The history of German art of the last fifteen years is the story of the undoing of that high level of taste and figurative culture, in a plan of European values, which was created in Germany in the first three decades of the twentieth century. Expressionism, the abstractionism of W. Kandinskij, P. Klee, F. Marc and L. Feininger and the Bauhaus of W. Gropius (which arose in a German environment despite the different nationalities of their supporters), are among the most live contemporary art. The advent of Nazism (1933) marks the collapse of German art. The Nazi ideology, aimed at racial and nationalistic myths, condemns en bloc, under the accusation of “degenerate art” (entartete Kunst) or Jewish or Bolshevizing or internationalist, all the best contemporary production: the works are removed from public places, often destroyed; the perpetrators, persecuted, are forced to emigrate or are forbidden to operate. The Nazi arts policy culminated in the speech that Hitler gave on July 18, 1937, inaugurating the House of German Art and the Great German Art Exhibition in Munich, while at the same time the Degenerate Art Exhibition was taking place where works by almost everyone were on display. major artists: E. Barlach, M. Beckmann, O. Dix, Germany Grosz, C. Hofer, W. Kandinskij, EL Kirchner, P. Klee, O. Kokoschka, W. Lehmbruck, F. Marc, E. Nolde, etc.
Having affirmed the concept that art is determined by race, Hitler condemned cubism, futurism and expressionism as a whole because they did not express the sense of health, physical beauty and strength of the German race and called the people to judge them. In November of the same year Goebbels reiterated these points, also declaring that, even in the field of art, the only arbiter was the state. Almost all the artists had already emigrated abroad. Among the expressionists Germany Grosz, the most opposed for his political faith and the ferocity of his satire, left Germany even before the advent of Nazism, in 1932, and moved to the USA, where, outside the red-hot climate of interests and social conflicts which justified the violence of his expression, conceded much to the current American taste; M. Beckmann took refuge in Amsterdam in 1937; O. Kokoschka, against whose works the persecution of the Nazis had been particularly fierce, took refuge in Czechoslovakia, and, when the Sudetenland were invaded in 1938, in London. W. Gropius emigrated in 1933, first to London and then to America and with him the former members of the Bauhaus: J. Albers (1933), L. Moholy-Nagy (1935) and H. Bayer (1938), also in the US, where the New Bauhaus was built in Chicago. From the abstract group P. Klee took refuge in Bern in 1933, W. Kandinsky in Paris in 1935, L. Feininger returned to New York in 1936. The artists who remained were persecuted.

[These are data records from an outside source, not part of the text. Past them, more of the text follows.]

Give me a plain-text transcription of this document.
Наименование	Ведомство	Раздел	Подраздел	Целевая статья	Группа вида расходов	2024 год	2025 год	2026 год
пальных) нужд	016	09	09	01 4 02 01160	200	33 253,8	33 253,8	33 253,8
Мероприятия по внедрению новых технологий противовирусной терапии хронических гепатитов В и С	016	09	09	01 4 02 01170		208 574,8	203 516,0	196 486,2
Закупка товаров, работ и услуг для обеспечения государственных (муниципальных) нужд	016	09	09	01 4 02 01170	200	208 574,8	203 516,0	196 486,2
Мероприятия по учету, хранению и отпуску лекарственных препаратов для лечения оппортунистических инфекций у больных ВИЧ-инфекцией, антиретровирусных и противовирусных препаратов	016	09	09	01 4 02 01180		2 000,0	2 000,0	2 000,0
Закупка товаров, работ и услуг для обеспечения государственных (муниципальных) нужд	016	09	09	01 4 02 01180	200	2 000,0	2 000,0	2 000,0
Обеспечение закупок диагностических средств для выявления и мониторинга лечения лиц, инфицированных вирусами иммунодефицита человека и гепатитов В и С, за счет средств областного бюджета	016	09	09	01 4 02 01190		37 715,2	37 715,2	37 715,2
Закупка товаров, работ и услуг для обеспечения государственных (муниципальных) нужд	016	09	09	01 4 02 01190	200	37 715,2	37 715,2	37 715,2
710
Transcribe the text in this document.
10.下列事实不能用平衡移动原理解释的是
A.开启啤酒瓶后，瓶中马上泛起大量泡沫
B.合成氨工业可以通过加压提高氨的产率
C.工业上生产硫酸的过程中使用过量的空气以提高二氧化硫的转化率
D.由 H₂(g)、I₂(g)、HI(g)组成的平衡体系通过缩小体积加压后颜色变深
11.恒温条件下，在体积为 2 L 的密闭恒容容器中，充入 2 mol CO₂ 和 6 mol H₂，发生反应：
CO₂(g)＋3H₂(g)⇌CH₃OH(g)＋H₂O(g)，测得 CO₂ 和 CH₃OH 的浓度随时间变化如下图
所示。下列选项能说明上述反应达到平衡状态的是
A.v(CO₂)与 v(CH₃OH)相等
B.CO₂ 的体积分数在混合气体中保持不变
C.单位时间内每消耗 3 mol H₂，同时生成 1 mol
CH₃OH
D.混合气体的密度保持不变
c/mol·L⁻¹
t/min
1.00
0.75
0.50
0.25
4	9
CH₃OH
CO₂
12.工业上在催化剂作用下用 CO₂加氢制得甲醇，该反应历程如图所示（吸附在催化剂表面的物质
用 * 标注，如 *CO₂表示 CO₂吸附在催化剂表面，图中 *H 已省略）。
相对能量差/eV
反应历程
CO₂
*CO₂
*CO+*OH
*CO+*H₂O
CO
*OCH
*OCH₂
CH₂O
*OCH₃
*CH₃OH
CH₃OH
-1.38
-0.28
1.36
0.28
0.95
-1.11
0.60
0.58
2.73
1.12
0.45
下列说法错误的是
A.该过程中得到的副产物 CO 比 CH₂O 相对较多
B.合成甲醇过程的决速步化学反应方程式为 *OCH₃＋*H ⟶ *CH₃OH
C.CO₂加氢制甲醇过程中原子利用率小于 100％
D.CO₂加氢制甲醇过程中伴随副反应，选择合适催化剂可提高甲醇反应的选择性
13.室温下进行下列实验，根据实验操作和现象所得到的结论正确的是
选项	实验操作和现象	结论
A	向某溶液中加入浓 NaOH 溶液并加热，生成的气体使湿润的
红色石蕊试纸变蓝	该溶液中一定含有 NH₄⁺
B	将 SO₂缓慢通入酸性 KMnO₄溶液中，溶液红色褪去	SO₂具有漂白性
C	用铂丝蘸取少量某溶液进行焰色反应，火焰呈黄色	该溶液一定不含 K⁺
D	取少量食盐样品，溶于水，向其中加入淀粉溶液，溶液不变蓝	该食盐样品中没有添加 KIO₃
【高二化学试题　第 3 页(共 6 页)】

Instead, a naturalistic and academic art is encouraged, which exalts the myths of earth, blood and struggle: it finds its official manifestations in the Darmstadt exhibitions and its most consequent representatives in the sculptors Arno Brecker – author of the rhetorical bronze statues of the Reichskanzlei in Berlin – and Josef Torak (for the production of his clumsy giants a huge studio is built at the expense of the state) and in the painter Adolf Ziegler, president of the Reichskunstkammer. In architecture, the lucid rationalism of W. Gropius and L. Mies Van der Rohe (who also emigrated to the US) is replaced by a stylized neoclassicism, of which Hitler himself, together with his architect Paul Ludwig Troost, gives the foundations in the House of
With the collapse of the Nazi ideology, Germany seems to be returning with interest to its “degenerate art” to re-unite the ranks of an interrupted development. Exhibitions of the greatest exponents of Expressionism (M. Beckmann, C. Hofer, E. Nolde, etc.) took place in 1946 and 1947 in many cities of Germany; in the summer of 1947 – ten years after the “degenerate art exhibition” – a large exhibition of the “Resistance” (Deutsche Kunst seit 1933) was set up at the Kunsthalle in Bern, where the work was documented of those artists, particularly the younger ones, who, during the Nazis in Germany, had not followed the official address.